Algorithm to Catch Lies

If you read some of my previous posts on Technology you probably noticed that I've been playing and experimenting with some aspects of text elaboration (see posts on: generated stylized text, Google translator, Babelfish translator). The following falls into that category and caught my attention.

According to the research carried by Prof. James Pennebaker at the University of Austin in Texas and Prof. David Skillcorn at Queen's University in Ontario, there is a text elaboration algorithm to catch lies and potential fraud in any English text.

Pennbaker developed a deception model that can be applied to speeches, emails or any other text and automatically score the text based on its supposed deception level. The symptoms of a deceptive communication were identified by Pennbaker as (1) a decreased frequency of first-person pronouns (2) a decreased frequency of exception words, such as `however' and `unless' (3) an increased frequency of negative emotion words (4) an increased frequency of action words. This deception model was coded into an algorithm that he called LIWC (Linguistic Inquiry and Word Count). The scientific base for such algorithm is Pennebaker research on the psychology of word use.
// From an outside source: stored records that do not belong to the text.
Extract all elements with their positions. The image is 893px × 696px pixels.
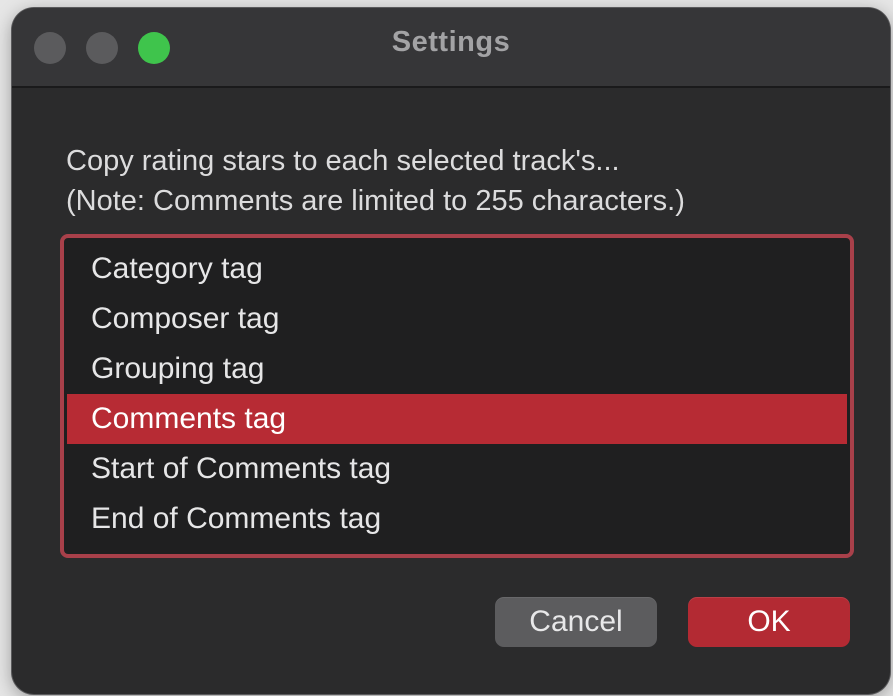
settings-dialog: Settings Copy rating stars to each selec… xyxy=(12,8,890,694)
list-item-grouping-tag[interactable]: Grouping tag xyxy=(67,344,847,394)
ok-button[interactable]: OK xyxy=(688,597,850,647)
title-bar: Settings xyxy=(12,8,890,88)
cancel-button[interactable]: Cancel xyxy=(495,597,657,647)
list-item-start-of-comments-tag[interactable]: Start of Comments tag xyxy=(67,444,847,494)
instruction-line: Copy rating stars to each selected track… xyxy=(66,145,620,177)
instruction-note: (Note: Comments are limited to 255 chara… xyxy=(66,185,685,217)
list-item-end-of-comments-tag[interactable]: End of Comments tag xyxy=(67,494,847,544)
instruction-text: Copy rating stars to each selected track… xyxy=(66,141,685,221)
tag-selection-list[interactable]: Category tag Composer tag Grouping tag C… xyxy=(60,234,854,558)
list-item-comments-tag[interactable]: Comments tag xyxy=(67,394,847,444)
list-item-composer-tag[interactable]: Composer tag xyxy=(67,294,847,344)
list-item-category-tag[interactable]: Category tag xyxy=(67,244,847,294)
window-title: Settings xyxy=(391,26,511,58)
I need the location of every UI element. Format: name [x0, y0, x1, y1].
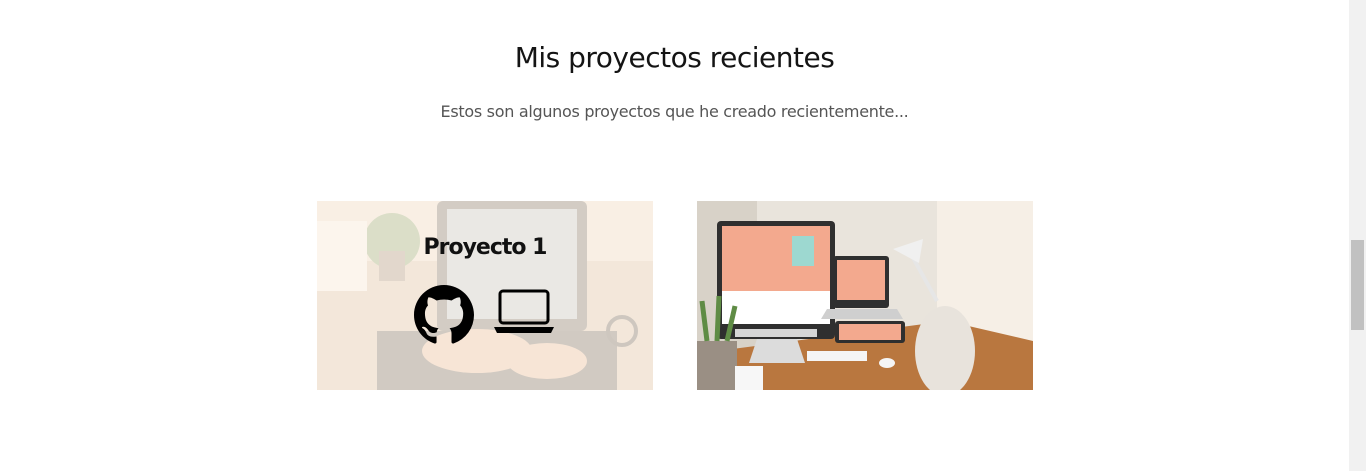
laptop-icon[interactable] [493, 285, 555, 337]
project-card-1[interactable]: Proyecto 1 [317, 201, 653, 390]
project-card-2[interactable] [697, 201, 1033, 390]
section-subtitle: Estos son algunos proyectos que he cread… [440, 102, 909, 121]
project-1-title: Proyecto 1 [423, 235, 548, 260]
project-2-image [697, 201, 1033, 390]
section-title: Mis proyectos recientes [514, 41, 835, 74]
github-icon[interactable] [414, 285, 474, 345]
scrollbar-thumb[interactable] [1351, 240, 1364, 330]
card-hover-overlay [317, 201, 653, 390]
projects-section: Mis proyectos recientes Estos son alguno… [0, 0, 1349, 471]
vertical-scrollbar[interactable] [1349, 0, 1366, 471]
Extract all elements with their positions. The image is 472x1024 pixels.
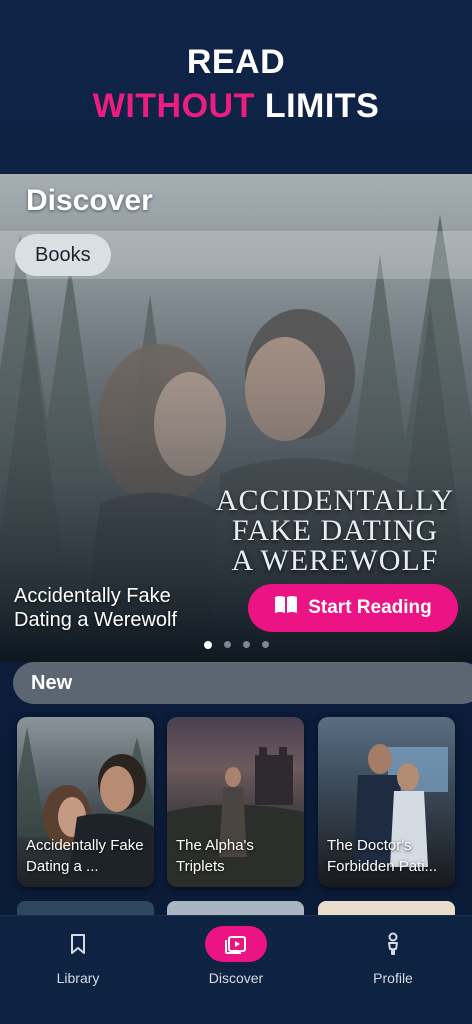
discover-section-title: Discover: [26, 184, 153, 217]
book-card[interactable]: Accidentally Fake Dating a ...: [17, 717, 154, 887]
carousel-dot[interactable]: [223, 641, 231, 648]
book-title: Accidentally Fake Dating a ...: [26, 837, 144, 875]
book-title: The Alpha's Triplets: [176, 837, 254, 875]
start-reading-button[interactable]: Start Reading: [248, 584, 458, 632]
cover-title-line: A WEREWOLF: [231, 544, 439, 577]
nav-profile-label: Profile: [373, 970, 413, 986]
book-title: The Doctor's Forbidden Pati...: [327, 837, 438, 875]
nav-discover-label: Discover: [208, 970, 264, 986]
bookmark-icon: [69, 926, 87, 962]
hero-title-accent: WITHOUT: [92, 87, 255, 125]
carousel-dot[interactable]: [242, 641, 250, 648]
carousel-dot[interactable]: [203, 641, 212, 649]
person-icon: [384, 926, 402, 962]
book-card[interactable]: The Doctor's Forbidden Pati...: [318, 717, 455, 887]
nav-library-label: Library: [56, 970, 100, 986]
hero-title-line1: READ: [186, 43, 286, 81]
hero-title: READ WITHOUT LIMITS: [0, 40, 472, 128]
start-reading-label: Start Reading: [308, 597, 432, 618]
bottom-navigation: Library Discover Profile: [0, 915, 472, 1024]
featured-book-card[interactable]: Discover Books ACCIDENTALLY FAKE DATING …: [0, 174, 472, 662]
open-book-icon: [274, 595, 298, 621]
cover-title-line: ACCIDENTALLY: [215, 484, 455, 517]
new-section-header: New: [13, 662, 472, 704]
nav-profile[interactable]: Profile: [333, 926, 453, 986]
app-screen: READ WITHOUT LIMITS Discover Books ACCID…: [0, 0, 472, 1024]
book-card[interactable]: The Alpha's Triplets: [167, 717, 304, 887]
cover-title-line: FAKE DATING: [231, 514, 439, 547]
featured-book-title: Accidentally Fake Dating a Werewolf: [14, 585, 178, 631]
video-library-icon: [205, 926, 267, 962]
hero-title-line2: WITHOUT LIMITS: [0, 84, 472, 128]
hero-title-rest: LIMITS: [254, 87, 380, 125]
carousel-dot[interactable]: [261, 641, 269, 648]
carousel-dots: [0, 641, 472, 649]
nav-discover[interactable]: Discover: [176, 926, 296, 986]
cover-title-art: ACCIDENTALLY FAKE DATING A WEREWOLF: [210, 486, 460, 576]
nav-library[interactable]: Library: [18, 926, 138, 986]
filter-chip-books[interactable]: Books: [15, 234, 111, 276]
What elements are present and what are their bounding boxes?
Skillscorn applied some of these ideas to study organized behavior, fraud detection and potential terrorist communication. The results seem to be promising, but the research continues.
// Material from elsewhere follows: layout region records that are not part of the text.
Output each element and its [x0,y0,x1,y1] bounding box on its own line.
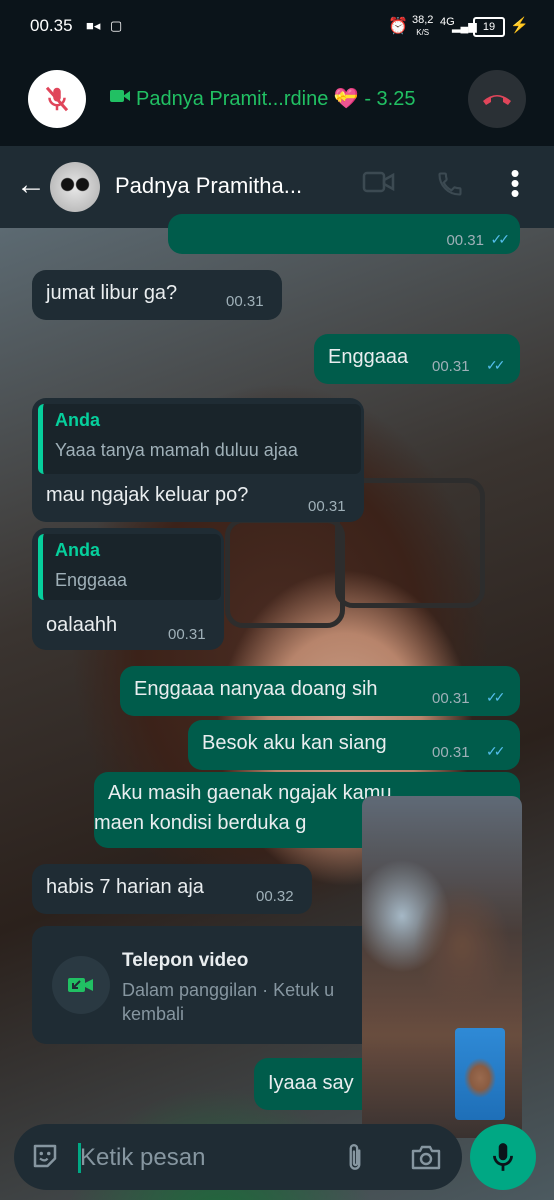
video-call-icon[interactable] [362,170,396,194]
message-input-bar[interactable]: Ketik pesan [14,1124,462,1190]
message-in-reply[interactable]: Anda Yaaa tanya mamah duluu ajaa mau nga… [32,398,364,522]
message-time: 00.31 [226,293,264,310]
message-text: Enggaaa nanyaa doang sih [134,678,378,700]
read-ticks-icon: ✓✓ [490,231,511,247]
message-text: mau ngajak keluar po? [46,484,249,506]
back-arrow-icon[interactable]: ← [16,168,46,202]
self-video-preview[interactable] [455,1028,505,1120]
contact-avatar[interactable] [50,162,100,212]
message-out-partial[interactable]: 00.31 ✓✓ [168,214,520,254]
call-banner-text[interactable]: Padnya Pramit...rdine 💝 - 3.25 [136,86,415,111]
read-ticks-icon: ✓✓ [486,357,506,373]
quote-text: Enggaaa [55,570,128,590]
message-in[interactable]: habis 7 harian aja 00.32 [32,864,312,914]
camera-icon[interactable] [410,1143,442,1171]
message-in-reply[interactable]: Anda Enggaaa oalaahh 00.31 [32,528,224,650]
mute-button[interactable] [28,70,86,128]
battery-icon: 19 [473,17,505,37]
more-options-icon[interactable]: • • • [505,160,525,206]
voice-message-button[interactable] [470,1124,536,1190]
message-text-line-2: maen kondisi berduka g [94,812,307,834]
net-speed-unit: K/S [416,28,430,37]
microphone-icon [493,1143,513,1171]
attach-icon[interactable] [342,1142,368,1174]
quote-author: Anda [55,540,100,560]
net-speed-value: 38,2 [412,14,434,26]
message-text: jumat libur ga? [46,282,178,304]
video-call-arrow-icon [68,978,93,992]
video-recording-icon: ■◂ [86,18,101,33]
video-call-status-line-2: kembali [122,1004,185,1024]
message-time: 00.31 [432,358,470,375]
message-text: Enggaaa [328,346,409,368]
status-time: 00.35 [30,16,73,35]
message-in[interactable]: jumat libur ga? 00.31 [32,270,282,320]
muted-mic-icon [45,86,69,112]
glasses-left [225,518,345,628]
message-out[interactable]: Enggaaa 00.31 ✓✓ [314,334,520,384]
message-out[interactable]: Enggaaa nanyaa doang sih 00.31 ✓✓ [120,666,520,716]
message-time: 00.31 [432,744,470,761]
message-text: oalaahh [46,614,118,636]
battery-level: 19 [482,21,496,33]
contact-name[interactable]: Padnya Pramitha... [115,173,302,199]
video-call-title: Telepon video [122,950,249,971]
quoted-message[interactable]: Anda Enggaaa [38,534,221,600]
read-ticks-icon: ✓✓ [486,743,506,759]
message-text: Besok aku kan siang [202,732,387,754]
message-time: 00.31 [432,690,470,707]
emoji-sticker-icon[interactable] [30,1141,60,1171]
camera-icon: ▢ [110,18,123,33]
status-bar: 00.35 ■◂ ▢ ⏰ 38,2 K/S 4G ▂▄▆ 19 ⚡ [0,0,554,54]
end-call-button[interactable] [468,70,526,128]
message-text: habis 7 harian aja [46,876,204,898]
ongoing-call-banner[interactable]: Padnya Pramit...rdine 💝 - 3.25 [0,54,554,146]
read-ticks-icon: ✓✓ [486,689,506,705]
message-time: 00.31 [446,232,484,249]
charging-icon: ⚡ [510,17,529,34]
message-text: Iyaaa say [268,1072,354,1094]
quote-text: Yaaa tanya mamah duluu ajaa [55,440,298,460]
call-video-icon-lens [123,91,130,101]
message-text-line-1: Aku masih gaenak ngajak kamu [108,782,392,804]
net-speed: 38,2 K/S [412,14,433,39]
message-input-field[interactable]: Ketik pesan [80,1144,205,1172]
message-time: 00.31 [308,498,346,515]
call-video-icon [110,90,124,102]
video-call-bubble-icon [52,956,110,1014]
quoted-message[interactable]: Anda Yaaa tanya mamah duluu ajaa [38,404,361,474]
video-call-status-line-1: Dalam panggilan · Ketuk u [122,980,335,1000]
video-call-message[interactable]: Telepon video Dalam panggilan · Ketuk u … [32,926,382,1044]
message-time: 00.32 [256,888,294,905]
voice-call-icon[interactable] [436,170,464,198]
alarm-icon: ⏰ [388,18,408,35]
hang-up-icon [483,95,511,105]
message-out[interactable]: Besok aku kan siang 00.31 ✓✓ [188,720,520,770]
quote-author: Anda [55,410,100,430]
message-time: 00.31 [168,626,206,643]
Imagine the possibilities and ramifications of the results of this research. Imagine if email clients were able to score the level of potential deception of any email that you receive. Would you be interested in having that kind of tool?
While this technology is interesting and potentially useful, it also suffers from an implicit self-destructive defect that, I believe, will make it hard to succeed in the long term. I call discoveries with this defect "Suicidal Models".
In fact, if this technology was wide-spread and all email clients or word processors integrated a deception scoring system, then anybody could modify a text to make it look truthful to the specific algorithm. Would this be a tool in the arsenal of deceiving minds instead of a lie detector? Something that helps them lie even better? You decide.